Today in 1864 the U.S. Congress passed the Coinage Act of 1864 that mandated the inscription “In God WE Trust” be placed on all coins minted as U.S. currency. Now WE know em


The phrase “In God We Trust” appears to have originated in “The Star-Spangled Banner”, written during the War of 1812.

The fourth stanza includes the phrase, “And this be our motto: ‘In God is our Trust.'”

Aspirations for the motto arose surrounding the turmoil and heightened religious sentiment that existed during the Civil War.

The Reverend M. R. Watkinson, as part of a campaign initiated by eleven northern Protestant Christian denominations in a letter dated November 13, 1861, petitioned the Treasury Department to add a statement recognizing “Almighty God in some form in our coins.”

Treasury Secretary Salmon P. Chase acted on this proposal and directed the then-Philadelphia Director of the Mint, James Pollock, to begin drawing up possible designs that would include the phrase.

Chase chose his favorite designs and presented a proposal to Congress for the new designs in late 1863.

As Chase was preparing his recommendation to Congress, it was found that the Act of Congress dated January 18, 1837, prescribed the mottoes and devices that should be placed upon the coins of the United States.

This meant that the mint could make no changes without the enactment of additional legislation by the Congress.

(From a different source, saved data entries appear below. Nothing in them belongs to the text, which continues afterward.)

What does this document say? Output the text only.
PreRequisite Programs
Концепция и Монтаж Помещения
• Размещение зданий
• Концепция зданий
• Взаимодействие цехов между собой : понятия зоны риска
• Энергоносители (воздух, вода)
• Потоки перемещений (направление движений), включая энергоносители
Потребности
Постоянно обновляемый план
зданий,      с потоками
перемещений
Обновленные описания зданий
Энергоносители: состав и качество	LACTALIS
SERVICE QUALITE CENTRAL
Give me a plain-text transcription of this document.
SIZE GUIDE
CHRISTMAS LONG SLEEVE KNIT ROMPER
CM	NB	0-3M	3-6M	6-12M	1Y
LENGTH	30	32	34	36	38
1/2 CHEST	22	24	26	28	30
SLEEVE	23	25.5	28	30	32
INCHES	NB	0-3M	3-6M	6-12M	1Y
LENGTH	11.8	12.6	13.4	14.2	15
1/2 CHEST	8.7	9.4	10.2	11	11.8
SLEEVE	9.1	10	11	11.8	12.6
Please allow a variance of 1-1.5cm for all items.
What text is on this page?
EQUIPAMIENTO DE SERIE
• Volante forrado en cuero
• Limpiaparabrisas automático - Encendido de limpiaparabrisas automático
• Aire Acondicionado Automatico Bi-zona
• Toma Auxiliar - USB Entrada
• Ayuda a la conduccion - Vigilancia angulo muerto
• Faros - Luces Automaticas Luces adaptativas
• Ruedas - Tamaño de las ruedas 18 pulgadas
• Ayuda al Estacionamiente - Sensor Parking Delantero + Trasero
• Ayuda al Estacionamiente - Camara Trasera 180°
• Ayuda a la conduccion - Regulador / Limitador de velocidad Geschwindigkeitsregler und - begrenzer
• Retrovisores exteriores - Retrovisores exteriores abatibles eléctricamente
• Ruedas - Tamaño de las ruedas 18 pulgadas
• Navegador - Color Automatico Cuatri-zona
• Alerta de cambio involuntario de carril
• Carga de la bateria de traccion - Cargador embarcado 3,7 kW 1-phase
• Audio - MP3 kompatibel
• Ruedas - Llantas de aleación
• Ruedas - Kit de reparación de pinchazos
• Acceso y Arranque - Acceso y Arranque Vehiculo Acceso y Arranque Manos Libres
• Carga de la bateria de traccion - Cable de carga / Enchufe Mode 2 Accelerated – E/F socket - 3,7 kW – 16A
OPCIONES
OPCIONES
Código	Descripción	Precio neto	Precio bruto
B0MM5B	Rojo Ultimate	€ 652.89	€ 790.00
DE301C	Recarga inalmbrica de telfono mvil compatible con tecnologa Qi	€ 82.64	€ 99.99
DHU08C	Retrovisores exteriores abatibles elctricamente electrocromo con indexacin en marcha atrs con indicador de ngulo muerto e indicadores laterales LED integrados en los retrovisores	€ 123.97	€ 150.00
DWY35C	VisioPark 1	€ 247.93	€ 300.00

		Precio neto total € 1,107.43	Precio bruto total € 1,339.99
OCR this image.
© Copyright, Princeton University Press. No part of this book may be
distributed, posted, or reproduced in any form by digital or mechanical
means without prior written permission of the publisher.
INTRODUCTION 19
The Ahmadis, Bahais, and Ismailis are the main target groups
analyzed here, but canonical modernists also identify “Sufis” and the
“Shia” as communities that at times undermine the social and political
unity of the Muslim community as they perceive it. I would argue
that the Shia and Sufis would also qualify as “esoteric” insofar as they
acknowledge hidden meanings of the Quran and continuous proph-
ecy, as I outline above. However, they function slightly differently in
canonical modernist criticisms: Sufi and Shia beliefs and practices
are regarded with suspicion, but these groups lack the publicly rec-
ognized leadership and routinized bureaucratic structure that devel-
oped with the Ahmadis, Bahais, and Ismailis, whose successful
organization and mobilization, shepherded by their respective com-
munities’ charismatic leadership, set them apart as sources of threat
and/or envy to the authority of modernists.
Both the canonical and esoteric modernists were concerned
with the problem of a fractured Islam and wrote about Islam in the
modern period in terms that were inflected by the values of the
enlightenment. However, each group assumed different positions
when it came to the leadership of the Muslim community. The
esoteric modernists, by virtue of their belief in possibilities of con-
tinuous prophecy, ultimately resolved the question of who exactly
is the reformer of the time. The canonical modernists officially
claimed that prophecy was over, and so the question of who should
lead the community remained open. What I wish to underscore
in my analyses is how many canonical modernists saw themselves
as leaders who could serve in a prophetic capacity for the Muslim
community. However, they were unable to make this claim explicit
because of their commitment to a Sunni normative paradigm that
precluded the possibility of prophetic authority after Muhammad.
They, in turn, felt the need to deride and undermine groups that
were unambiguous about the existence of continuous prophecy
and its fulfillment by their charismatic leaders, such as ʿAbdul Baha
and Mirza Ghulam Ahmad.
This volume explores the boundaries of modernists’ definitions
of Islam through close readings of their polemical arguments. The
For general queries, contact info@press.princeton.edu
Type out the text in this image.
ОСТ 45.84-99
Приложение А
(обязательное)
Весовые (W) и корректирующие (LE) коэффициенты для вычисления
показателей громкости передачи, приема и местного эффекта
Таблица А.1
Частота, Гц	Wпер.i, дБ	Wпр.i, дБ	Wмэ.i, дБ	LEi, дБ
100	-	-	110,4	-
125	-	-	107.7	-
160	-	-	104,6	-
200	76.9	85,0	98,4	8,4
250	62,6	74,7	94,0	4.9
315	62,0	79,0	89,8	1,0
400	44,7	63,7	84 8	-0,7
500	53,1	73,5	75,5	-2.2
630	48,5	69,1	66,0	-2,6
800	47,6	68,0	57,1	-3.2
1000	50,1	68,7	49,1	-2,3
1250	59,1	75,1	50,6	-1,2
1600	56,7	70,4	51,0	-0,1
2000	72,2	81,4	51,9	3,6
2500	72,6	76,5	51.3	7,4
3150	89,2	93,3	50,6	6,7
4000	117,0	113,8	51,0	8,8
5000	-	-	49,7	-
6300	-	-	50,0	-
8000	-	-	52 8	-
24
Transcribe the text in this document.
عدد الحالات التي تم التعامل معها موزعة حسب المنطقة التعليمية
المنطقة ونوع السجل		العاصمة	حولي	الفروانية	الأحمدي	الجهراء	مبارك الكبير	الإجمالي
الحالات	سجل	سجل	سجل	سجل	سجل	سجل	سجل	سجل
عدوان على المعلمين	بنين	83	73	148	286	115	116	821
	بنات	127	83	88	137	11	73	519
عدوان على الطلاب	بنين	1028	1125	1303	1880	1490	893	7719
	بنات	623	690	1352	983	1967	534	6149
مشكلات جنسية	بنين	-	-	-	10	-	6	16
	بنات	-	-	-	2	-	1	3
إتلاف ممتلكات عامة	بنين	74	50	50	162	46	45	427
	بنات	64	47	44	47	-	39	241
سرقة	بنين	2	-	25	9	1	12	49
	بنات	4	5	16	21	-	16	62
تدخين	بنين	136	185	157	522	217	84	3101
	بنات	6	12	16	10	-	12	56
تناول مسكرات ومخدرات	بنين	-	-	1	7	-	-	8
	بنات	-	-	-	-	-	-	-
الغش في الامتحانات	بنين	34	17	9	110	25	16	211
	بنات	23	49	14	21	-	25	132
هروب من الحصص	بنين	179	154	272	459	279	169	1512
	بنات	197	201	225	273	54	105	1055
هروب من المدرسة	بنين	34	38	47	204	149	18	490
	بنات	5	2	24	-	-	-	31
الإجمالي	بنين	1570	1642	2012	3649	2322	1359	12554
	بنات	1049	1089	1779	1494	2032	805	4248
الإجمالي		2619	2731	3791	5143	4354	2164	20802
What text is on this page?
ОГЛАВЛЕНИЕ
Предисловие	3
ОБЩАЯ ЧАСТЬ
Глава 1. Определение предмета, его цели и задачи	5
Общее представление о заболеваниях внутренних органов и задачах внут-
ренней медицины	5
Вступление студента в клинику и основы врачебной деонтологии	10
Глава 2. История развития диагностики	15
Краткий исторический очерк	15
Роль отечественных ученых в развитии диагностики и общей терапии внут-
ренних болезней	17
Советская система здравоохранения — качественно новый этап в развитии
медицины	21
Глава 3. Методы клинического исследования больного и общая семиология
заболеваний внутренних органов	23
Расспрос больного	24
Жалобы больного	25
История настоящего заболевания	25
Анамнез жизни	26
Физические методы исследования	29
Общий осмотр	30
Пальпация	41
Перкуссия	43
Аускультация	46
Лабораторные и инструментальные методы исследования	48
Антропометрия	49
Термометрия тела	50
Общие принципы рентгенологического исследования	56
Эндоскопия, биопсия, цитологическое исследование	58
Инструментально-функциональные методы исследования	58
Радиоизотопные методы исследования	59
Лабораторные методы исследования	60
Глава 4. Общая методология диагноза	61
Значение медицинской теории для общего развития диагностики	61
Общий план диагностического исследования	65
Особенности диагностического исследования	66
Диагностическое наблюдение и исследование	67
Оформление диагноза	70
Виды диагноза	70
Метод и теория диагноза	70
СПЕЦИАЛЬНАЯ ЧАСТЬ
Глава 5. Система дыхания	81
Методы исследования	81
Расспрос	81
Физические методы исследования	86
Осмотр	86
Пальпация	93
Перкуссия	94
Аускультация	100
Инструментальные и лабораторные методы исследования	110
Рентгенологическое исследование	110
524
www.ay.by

Such legislation was introduced and passed on April 22, 1864, allowing the Secretary of the Treasury to authorize the inclusion of the phrase on one-cent and two-cent coins.

Macro focused in on "In God We Trust"

Another Act of Congress passed on March 3, 1865.

This allowed the Mint Director, with the Secretary’s approval, to place the motto on all gold and silver coins that “shall admit the inscription thereon.”

Then in 1873, Congress granted that the Secretary of the Treasury “may cause the motto IN GOD WE TRUST to be inscribed on such coins as shall admit of such motto.”

The motto disappeared from the five-cent coin in 1883, and did not reappear until production of the Jefferson nickel began in 1938.

In 1908, Congress made it mandatory that the phrase be printed on all coins upon which it had previously appeared.

The motto has been in continuous use on the one-cent coin since 1909, and on the ten-cent coin since 1916.

It also has appeared on all gold coins and silver dollar coins, half-dollar coins, and quarter-dollar coins struck since July 1, 1908.

Since 1938, all US coins have borne the motto.


In 1956, the nation was at a particularly tense time in the Cold War.

As a result, the 84th Congress passed a joint resolution to replace the existing unofficial motto of E pluribus unum with “In God we trust”.

The change was partly motivated by a desire to differentiate between communism, which promotes atheism, and Western capitalistic democracies, which were at least nominally Christian.

The law was signed by President Eisenhower on July 30, 1956, and the motto was progressively added to paper money over a period from 1957 to 1966.


(Public Law 84-851) The United States Code at 36 U.S.C. § 302, now states: “In God we trust is the national motto.”

It is also the motto of the U.S. state of Florida.